A menos que seja usada corretamente, a diferença entre referências de API fortes e fracas é que a primeira falha rapidamente e obviamente, enquanto a segunda não falha até que o usuário realize uma ação que faça com que a API ausente seja chamada. Quando isso acontece, a mensagem de erro não é um erro claro de tempo de compilação "AFoo_bar() não está disponível", é um erro de segfault. Com referências fortes, a mensagem de erro fica muito mais clara, e a falha rápida é um padrão mais seguro.

Como esse é um recurso novo, pouquíssimo código é criado para processar esse comportamento com segurança. O código de terceiros que não foi escrito pensando no Android provavelmente sempre terá esse problema. Portanto, não há planos para que o comportamento padrão mude.

Recomendamos o uso desse recurso, mas, como ele torna os problemas mais difíceis de detectar e depurar, aceite esses riscos intencionalmente, em vez de o comportamento mudar sem seu conhecimento.

Avisos

Esse recurso funciona para a maioria das APIs, mas há alguns casos em que ele não funciona.

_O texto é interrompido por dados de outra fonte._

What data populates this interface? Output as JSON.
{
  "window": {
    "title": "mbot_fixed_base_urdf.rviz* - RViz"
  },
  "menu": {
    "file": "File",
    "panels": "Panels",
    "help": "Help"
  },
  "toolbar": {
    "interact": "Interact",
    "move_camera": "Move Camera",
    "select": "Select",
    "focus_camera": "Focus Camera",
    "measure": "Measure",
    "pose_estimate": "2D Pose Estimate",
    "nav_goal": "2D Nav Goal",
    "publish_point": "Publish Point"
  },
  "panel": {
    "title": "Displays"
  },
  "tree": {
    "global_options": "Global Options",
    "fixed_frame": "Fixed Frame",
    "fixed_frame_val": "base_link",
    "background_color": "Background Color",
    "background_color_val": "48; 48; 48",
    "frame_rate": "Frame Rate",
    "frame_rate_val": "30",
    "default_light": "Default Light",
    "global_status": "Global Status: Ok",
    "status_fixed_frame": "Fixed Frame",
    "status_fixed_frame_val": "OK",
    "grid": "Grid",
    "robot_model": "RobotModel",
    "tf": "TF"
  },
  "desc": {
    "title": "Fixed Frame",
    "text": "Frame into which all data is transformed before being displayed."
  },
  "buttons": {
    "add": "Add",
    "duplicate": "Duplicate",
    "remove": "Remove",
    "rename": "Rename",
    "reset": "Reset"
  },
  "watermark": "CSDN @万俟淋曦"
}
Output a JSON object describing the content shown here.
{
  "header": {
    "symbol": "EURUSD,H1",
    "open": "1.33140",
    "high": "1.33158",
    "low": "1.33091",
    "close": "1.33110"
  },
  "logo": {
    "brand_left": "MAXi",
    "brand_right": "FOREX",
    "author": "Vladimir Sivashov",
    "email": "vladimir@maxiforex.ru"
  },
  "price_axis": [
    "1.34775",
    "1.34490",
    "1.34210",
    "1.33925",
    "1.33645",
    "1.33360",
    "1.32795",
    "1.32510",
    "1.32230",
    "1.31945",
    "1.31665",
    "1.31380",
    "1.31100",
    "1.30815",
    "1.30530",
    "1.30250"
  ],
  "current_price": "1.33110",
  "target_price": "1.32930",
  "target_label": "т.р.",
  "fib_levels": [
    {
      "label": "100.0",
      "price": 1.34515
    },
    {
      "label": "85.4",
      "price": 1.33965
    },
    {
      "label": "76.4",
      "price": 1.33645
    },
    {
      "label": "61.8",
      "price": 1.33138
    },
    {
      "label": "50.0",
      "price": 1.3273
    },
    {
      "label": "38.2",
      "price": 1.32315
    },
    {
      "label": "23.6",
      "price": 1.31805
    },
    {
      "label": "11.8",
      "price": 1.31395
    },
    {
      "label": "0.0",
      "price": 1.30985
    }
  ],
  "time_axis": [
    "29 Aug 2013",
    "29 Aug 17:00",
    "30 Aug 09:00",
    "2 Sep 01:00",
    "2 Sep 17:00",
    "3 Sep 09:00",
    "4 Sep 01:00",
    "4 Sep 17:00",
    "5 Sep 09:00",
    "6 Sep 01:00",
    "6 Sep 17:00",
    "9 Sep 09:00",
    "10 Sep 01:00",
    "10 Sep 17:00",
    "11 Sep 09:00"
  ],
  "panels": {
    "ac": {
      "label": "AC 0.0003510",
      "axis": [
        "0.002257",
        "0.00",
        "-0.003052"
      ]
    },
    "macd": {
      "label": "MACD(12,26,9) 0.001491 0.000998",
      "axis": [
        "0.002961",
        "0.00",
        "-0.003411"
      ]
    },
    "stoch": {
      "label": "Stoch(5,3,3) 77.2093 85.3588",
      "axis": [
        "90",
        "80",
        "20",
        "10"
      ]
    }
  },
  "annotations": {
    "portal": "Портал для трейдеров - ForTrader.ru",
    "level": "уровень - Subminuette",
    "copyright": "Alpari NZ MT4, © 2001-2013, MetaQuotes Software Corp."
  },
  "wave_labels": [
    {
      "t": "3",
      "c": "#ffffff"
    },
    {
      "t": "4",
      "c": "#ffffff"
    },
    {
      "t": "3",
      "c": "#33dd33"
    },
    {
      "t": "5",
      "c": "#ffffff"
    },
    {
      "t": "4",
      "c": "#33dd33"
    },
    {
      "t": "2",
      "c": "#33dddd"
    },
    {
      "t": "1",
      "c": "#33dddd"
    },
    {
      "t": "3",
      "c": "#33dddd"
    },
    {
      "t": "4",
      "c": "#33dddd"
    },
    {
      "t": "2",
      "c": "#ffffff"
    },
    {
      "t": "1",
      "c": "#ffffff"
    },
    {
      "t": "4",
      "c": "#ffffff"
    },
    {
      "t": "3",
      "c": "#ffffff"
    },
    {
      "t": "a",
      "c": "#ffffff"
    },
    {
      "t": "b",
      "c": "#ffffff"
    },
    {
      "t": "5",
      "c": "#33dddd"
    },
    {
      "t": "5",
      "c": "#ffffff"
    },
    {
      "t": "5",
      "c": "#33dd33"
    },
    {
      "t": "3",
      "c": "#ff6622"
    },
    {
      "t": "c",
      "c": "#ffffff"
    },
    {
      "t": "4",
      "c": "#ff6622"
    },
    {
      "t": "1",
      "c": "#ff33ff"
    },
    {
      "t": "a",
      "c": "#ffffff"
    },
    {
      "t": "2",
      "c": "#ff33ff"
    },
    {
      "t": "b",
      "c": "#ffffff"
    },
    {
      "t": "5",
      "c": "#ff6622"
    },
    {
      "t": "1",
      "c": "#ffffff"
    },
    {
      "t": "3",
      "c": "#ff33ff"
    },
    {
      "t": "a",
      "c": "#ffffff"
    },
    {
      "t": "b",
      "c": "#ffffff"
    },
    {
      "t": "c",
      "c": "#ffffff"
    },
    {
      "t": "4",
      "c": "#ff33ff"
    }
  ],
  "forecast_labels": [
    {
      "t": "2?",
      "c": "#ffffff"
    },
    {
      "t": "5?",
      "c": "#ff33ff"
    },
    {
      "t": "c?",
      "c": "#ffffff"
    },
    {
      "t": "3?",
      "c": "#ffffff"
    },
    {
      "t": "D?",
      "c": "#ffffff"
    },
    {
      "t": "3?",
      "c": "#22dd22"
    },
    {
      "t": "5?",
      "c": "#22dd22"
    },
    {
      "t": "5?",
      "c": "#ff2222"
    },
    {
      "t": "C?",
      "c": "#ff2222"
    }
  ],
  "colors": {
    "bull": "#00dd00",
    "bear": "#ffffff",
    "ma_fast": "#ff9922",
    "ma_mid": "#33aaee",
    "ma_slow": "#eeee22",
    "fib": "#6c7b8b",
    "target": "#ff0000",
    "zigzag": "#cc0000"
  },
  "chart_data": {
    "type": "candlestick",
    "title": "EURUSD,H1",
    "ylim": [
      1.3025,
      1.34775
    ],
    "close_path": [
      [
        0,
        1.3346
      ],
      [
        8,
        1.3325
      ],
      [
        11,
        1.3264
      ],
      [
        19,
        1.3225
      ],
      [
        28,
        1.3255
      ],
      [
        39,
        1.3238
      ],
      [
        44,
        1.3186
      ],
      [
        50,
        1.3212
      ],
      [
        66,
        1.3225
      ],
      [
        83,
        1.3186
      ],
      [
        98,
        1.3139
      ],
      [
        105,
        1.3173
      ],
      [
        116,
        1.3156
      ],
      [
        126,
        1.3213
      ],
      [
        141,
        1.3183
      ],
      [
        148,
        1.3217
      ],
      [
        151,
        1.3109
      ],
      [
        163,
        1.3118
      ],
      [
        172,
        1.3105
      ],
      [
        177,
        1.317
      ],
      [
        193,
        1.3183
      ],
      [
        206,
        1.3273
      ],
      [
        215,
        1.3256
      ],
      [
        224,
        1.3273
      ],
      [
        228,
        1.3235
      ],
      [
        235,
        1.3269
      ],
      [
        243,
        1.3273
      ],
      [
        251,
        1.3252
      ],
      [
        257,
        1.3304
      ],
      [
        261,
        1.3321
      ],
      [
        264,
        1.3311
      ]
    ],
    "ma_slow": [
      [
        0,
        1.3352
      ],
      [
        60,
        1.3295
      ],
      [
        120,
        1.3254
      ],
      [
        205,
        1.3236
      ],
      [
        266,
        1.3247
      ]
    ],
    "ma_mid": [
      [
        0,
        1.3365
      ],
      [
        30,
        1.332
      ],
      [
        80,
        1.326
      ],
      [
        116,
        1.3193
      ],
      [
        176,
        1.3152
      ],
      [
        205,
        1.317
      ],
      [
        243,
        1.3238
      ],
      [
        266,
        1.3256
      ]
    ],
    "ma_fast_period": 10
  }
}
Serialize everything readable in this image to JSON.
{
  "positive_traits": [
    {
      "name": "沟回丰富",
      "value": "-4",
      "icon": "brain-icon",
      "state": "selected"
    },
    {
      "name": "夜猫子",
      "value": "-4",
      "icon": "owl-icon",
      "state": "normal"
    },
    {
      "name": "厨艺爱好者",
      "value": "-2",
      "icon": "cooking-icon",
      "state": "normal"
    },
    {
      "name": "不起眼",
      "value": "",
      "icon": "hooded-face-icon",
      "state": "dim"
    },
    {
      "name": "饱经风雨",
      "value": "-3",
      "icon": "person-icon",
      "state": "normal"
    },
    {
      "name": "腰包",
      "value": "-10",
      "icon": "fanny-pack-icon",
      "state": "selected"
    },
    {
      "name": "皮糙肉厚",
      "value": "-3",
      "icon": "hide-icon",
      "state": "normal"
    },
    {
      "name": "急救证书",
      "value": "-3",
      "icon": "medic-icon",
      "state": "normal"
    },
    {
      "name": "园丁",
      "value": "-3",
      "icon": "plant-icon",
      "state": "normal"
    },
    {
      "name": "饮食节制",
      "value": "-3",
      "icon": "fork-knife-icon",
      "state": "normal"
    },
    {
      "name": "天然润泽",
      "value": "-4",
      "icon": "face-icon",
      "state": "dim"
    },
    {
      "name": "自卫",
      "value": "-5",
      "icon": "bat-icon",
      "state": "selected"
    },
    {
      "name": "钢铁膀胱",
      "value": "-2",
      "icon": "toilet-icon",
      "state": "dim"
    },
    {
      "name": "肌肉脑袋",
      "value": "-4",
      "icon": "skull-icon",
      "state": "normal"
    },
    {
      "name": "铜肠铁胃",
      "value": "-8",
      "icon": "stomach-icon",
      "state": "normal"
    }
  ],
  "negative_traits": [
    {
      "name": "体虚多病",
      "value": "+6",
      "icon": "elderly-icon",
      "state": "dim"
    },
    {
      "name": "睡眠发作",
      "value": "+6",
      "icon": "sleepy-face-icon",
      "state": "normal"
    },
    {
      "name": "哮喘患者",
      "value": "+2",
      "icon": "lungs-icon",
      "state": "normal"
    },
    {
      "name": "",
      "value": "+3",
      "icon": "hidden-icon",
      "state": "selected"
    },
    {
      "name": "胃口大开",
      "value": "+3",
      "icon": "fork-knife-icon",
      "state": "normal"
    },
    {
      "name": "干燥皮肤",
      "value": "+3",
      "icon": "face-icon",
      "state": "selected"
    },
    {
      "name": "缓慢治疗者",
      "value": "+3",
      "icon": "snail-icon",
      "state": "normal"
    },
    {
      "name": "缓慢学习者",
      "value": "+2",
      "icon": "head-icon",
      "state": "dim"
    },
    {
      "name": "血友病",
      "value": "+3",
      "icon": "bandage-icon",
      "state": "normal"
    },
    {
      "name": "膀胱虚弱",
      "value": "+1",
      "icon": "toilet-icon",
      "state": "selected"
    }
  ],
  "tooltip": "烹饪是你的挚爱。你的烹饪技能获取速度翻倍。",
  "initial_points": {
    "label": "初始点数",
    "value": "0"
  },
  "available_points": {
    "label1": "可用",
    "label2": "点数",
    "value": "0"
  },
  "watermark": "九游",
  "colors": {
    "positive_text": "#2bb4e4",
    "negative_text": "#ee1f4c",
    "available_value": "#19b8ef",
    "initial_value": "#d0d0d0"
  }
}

As APIs libc mais recentes são as menos propensas a problemas. Ao contrário do restante das APIs do Android, elas são protegidas com #if __ANDROID_API__ >= X nos cabeçalhos e não apenas __INTRODUCED_IN(X), o que impede que até mesmo a declaração fraca seja vista. Como o NDK moderno com suporte ao nível de API mais antigo é o r21, as APIs libc mais usadas já estão disponíveis. Novas APIs libc são adicionadas a cada versão (consulte status.md), mas quanto mais recentes elas forem, maior será a probabilidade de ser um caso extremo que poucos desenvolvedores vão precisar. No entanto, se você for um desses desenvolvedores, por enquanto vai precisar continuar usando dlsym() para chamar essas APIs se o minSdkVersion for mais antigo que a API. Esse é um problema que pode ser resolvido, mas isso envolve o risco de interromper a compatibilidade de origem de todos os apps. Qualquer código que contenha polyfills de APIs libc não será compilado devido aos atributos availability incompatíveis nas declarações libc e locais. Portanto, não temos certeza se ou quando vamos corrigir isso.

Mais desenvolvedores provavelmente encontrarão quando a biblioteca que contém a nova API for mais recente do que seu minSdkVersion. Esse recurso só permite referências de símbolo fraco. Não existe uma referência de biblioteca fraca. Por exemplo, se o minSdkVersion for 24, você poderá vincular libvulkan.so e fazer uma chamada protegida para vkBindBufferMemory2, porque libvulkan.so está disponível em dispositivos a partir da API 24. Por outro lado, se a minSdkVersion era 23, use dlopen e dlsym, porque a biblioteca não vai existir no dispositivo em dispositivos com suporte apenas à API 23. Não sabemos de uma boa solução para corrigir esse caso, mas, a longo prazo, ele será resolvido porque não permitimos mais que novas APIs criem novas bibliotecas (sempre que possível).

Para autores de bibliotecas

Se você estiver desenvolvendo uma biblioteca para ser usada em apps Android, evite usar esse recurso nos cabeçalhos públicos. Ele pode ser usado com segurança em códigos fora de linha, mas se você depende de __builtin_available em qualquer código nos cabeçalhos, como funções in-line ou definições de modelo, força todos os consumidores a ativar esse recurso. Pelos mesmos motivos que não ativamos esse recurso por padrão no NDK, evite fazer essa escolha em nome dos seus consumidores.

Se você exigir esse comportamento nos cabeçalhos públicos, documente isso para que os usuários saibam que precisam ativar o recurso e estão cientes dos riscos.